Especially for Food Bloggers
Will Write for Food by Dianne Jacob – Chances are the only food blogger in your life who doesn’t already own this book is one who is just starting out. But there are plenty of people who fit that description so I’ve included it here. Will Write for Food is ordinarily one of the fist purchases we make, right after buying our domain name. That’s because it’s indispensable. Dianne covers everything, from different ways to say “tasty” to how to write recipes so your readers can follow them to how to do restaurant reviews or book reviews to how to get an agent for that cookbook deal. It ain’t called the “complete guide…” for nothing.

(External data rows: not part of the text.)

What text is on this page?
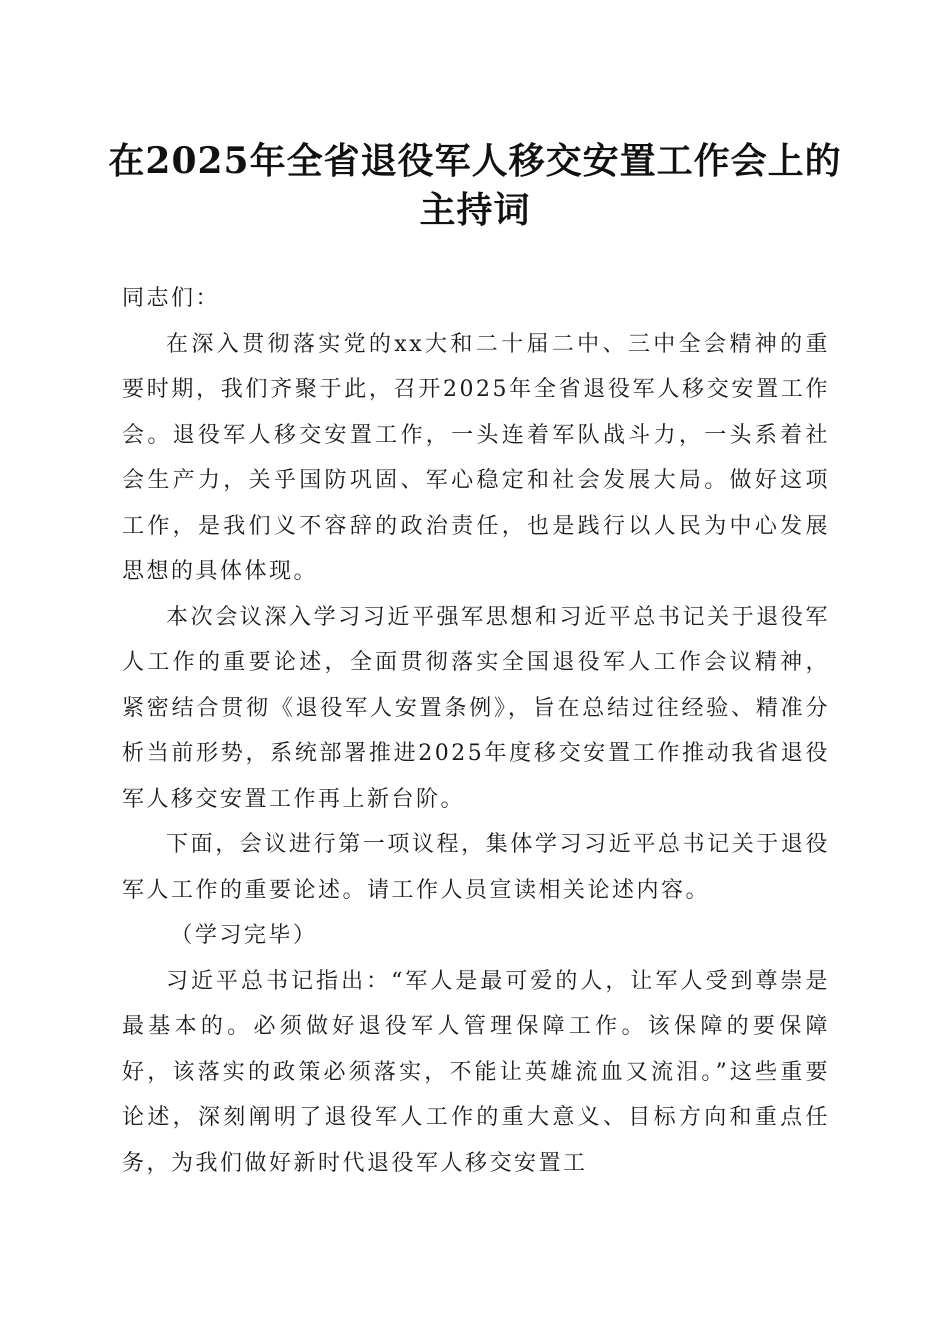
在2025年全省退役军人移交安置工作会上的
主持词

同志们：

在深入贯彻落实党的xx大和二十届二中、三中全会精神的重要时期，我们齐聚于此，召开2025年全省退役军人移交安置工作会。退役军人移交安置工作，一头连着军队战斗力，一头系着社会生产力，关乎国防巩固、军心稳定和社会发展大局。做好这项工作，是我们义不容辞的政治责任，也是践行以人民为中心发展思想的具体体现。

本次会议深入学习习近平强军思想和习近平总书记关于退役军人工作的重要论述，全面贯彻落实全国退役军人工作会议精神，紧密结合贯彻《退役军人安置条例》，旨在总结过往经验、精准分析当前形势，系统部署推进2025年度移交安置工作推动我省退役军人移交安置工作再上新台阶。

下面，会议进行第一项议程，集体学习习近平总书记关于退役军人工作的重要论述。请工作人员宣读相关论述内容。

（学习完毕）

习近平总书记指出：“军人是最可爱的人，让军人受到尊崇是最基本的。必须做好退役军人管理保障工作。该保障的要保障好，该落实的政策必须落实，不能让英雄流血又流泪。”这些重要论述，深刻阐明了退役军人工作的重大意义、目标方向和重点任务，为我们做好新时代退役军人移交安置工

Best Food Writing 2015 edited by Holly Hughes – This book is a great resource for any food blogger to get a taste (pun intended) of different styles of well-crafted food writing. As a writer it is so important to read. And you can get caught in a loop of reading the same blogs and magazines all the time. We tend to enjoy the writing that’s the most like ours. Which is fine. But it’s also good to break out of that and see what else is out there. This book is a great and easy way to broaden your food-writing horizons.
The Food Photography Book by Nagi Maehashi Click here to view more details – Photography is a huge part of what makes a food blog successful. I’m still very much a student in this arena which is why I appreciate Nagi’s book so much. I’ve read a lot on this subject but this book has had the biggest impact on my photography because her tips are SO PRACTICAL. I really speak, understand and appreciate practical. This book FINALLY convinced this cheapskate food blogger (me) to buy a new freaking lens already. It just arrived this week! The first post I used it for was a re-shoot of my bacon wrapped tropical nuts recipe. I submitted the original photos to Foodgawker back in May. It was rejected. The re-shoot with my new lens? Landed on page 3 yesterday. I call that progress. For a taste of where I’m aiming with my photography skillz visit Nagi’s blog, RecipeTin Eats.